-¿A qué edad perdió la visión y el oído?
-No lo sé exactamente. Creo que fui sorda desde nacimiento, porque mis padres me hablaban a gritos y yo no contestaba, tardé mucho tiempo en andar porque tenía problemas de equilibrio, que es habitual en el síndrome de Usher. Pero en aquella época no se sabía lo que era. La visión la fui perdiendo poco a poco, primero tenía ceguera nocturna, y a los 30 años tuve una pérdida grande de visión, con 40 otra y después me operaron de cataratas, ahora tengo un resto de visión muy pequeño.
-¿Cómo es su vida diaria?
-Vivo muy angustiada. No quiero perder la poca visión que tengo. En invierno veo un poco más, pero en verano casi nada. Mi casa está adaptada y puedo moverme sin problemas, cocino y limpio yo sola, pero no puedo trabajar. Antes era costurera, pero cuando perdí visión lo tuve que dejar. Quitando a mi marido, que es sordo, no tengo amigos normales, sólo me relaciono con personas sordociegas. Pero es muy difícil, no puedo salir sola a la calle, sólo si me acompaña mi marido o un guía-intérprete. Ahora, en la Asociación me han enseñado a ir con bastón para coger el autobús y poder venir sola a Valencia y llegar hasta la asociación de la ONCE. Me gustaría salir sola, ir al mercado, pero no puedo.
-¿Cómo fue su infancia?
-No fui al colegio hasta los diez años, y luego a los 15 me sacaron. Mis padres, sobre todo mi madre, me sobreprotegían. Yo no sabía ni hablar, hacía solo gestos naturales.
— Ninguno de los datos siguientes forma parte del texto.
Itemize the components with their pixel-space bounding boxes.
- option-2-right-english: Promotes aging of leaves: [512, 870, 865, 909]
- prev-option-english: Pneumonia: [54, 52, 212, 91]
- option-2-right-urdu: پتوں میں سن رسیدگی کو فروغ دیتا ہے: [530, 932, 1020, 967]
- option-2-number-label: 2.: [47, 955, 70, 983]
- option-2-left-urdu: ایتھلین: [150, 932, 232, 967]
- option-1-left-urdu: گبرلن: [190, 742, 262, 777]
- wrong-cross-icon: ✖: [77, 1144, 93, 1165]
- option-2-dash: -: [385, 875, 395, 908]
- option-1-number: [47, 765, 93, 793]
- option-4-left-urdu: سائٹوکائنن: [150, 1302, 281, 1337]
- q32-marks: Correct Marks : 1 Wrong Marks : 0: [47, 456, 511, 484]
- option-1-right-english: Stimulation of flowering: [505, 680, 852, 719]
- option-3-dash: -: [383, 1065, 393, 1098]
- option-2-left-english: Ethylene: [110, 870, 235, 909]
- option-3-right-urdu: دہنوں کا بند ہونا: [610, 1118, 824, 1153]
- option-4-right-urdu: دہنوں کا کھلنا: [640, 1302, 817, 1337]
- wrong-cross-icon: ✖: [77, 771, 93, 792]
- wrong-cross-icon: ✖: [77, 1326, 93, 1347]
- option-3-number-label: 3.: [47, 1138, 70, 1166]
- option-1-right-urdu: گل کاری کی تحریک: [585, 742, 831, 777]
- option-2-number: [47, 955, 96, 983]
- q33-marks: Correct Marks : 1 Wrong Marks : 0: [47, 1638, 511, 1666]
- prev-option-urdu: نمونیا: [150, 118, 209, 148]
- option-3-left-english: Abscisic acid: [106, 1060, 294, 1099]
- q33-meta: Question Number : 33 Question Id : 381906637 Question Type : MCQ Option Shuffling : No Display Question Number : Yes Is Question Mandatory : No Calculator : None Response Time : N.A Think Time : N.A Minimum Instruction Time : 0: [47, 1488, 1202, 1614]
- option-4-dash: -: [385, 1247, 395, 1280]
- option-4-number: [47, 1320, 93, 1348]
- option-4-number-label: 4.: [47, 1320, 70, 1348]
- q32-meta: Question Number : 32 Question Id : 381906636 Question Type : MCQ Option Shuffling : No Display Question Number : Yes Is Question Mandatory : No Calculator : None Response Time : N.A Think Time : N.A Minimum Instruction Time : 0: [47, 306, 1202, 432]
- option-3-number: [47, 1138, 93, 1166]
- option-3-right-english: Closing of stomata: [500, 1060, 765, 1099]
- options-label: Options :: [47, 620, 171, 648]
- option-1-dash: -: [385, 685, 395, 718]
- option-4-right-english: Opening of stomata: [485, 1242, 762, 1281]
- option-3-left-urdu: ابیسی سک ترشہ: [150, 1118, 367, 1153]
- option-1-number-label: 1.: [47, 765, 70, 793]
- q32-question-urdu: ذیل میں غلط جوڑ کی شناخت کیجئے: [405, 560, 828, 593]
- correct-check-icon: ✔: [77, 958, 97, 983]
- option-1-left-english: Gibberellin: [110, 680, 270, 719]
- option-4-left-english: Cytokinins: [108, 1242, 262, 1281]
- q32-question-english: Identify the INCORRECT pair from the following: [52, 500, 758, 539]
Así que para referirme a mi abuela, que siempre llevaba un gorro, yo hacía una señal de gorro. Cuando por fin fui al colegio las monjas me señalaban objetos y me hacían signos, así aprendí. Luego yo se le enseñé a mis padres. Al principio podía comunicarme algo con el resto de gente porque leía los labios pero después al perder la visión ya no pude. Ojalá hubiera ido antes al colegio...
-¿Cómo es la relación con su familia?
-Tengo dos hermanos, pero ellos nunca aprendieron los signos. Mi hermana un poco más, pero mi hermano no, así que no nos podemos comunicar y casi no nos vemos.
-¿Cómo conoció a su marido?
-En un centro para sordos. Llevamos ya 29 años casados. Es la única persona en Silla con la que me puedo relacionar, si quiero estar con amigos tengo que venir a Valencia, donde hay más sordociegos.
-¿Cómo es un relación con el resto de personas?
-No hay relación. Para el resto de personas creo que somos invisibles. Yo soy una persona abierta, intento hablar con la gente, pero ni siquiera puedo comunicarme con mis vecinos. A veces me tocan pero no se identifican, así que no puedo saber quién es. No sería tan complicado, bastaría que me indicaran en la mano en qué puerta viven. Pero nadie se me acerca, ni me saluda, no sé si es porque me tienen miedo...
-¿Qué pediría a la sociedad y a la administración?
-Primero que nos conozcan, y que tengan paciencia con nosotros, podemos hacer más cosas de lo que se creen, aunque para ello necesitemos más tiempo y ayuda.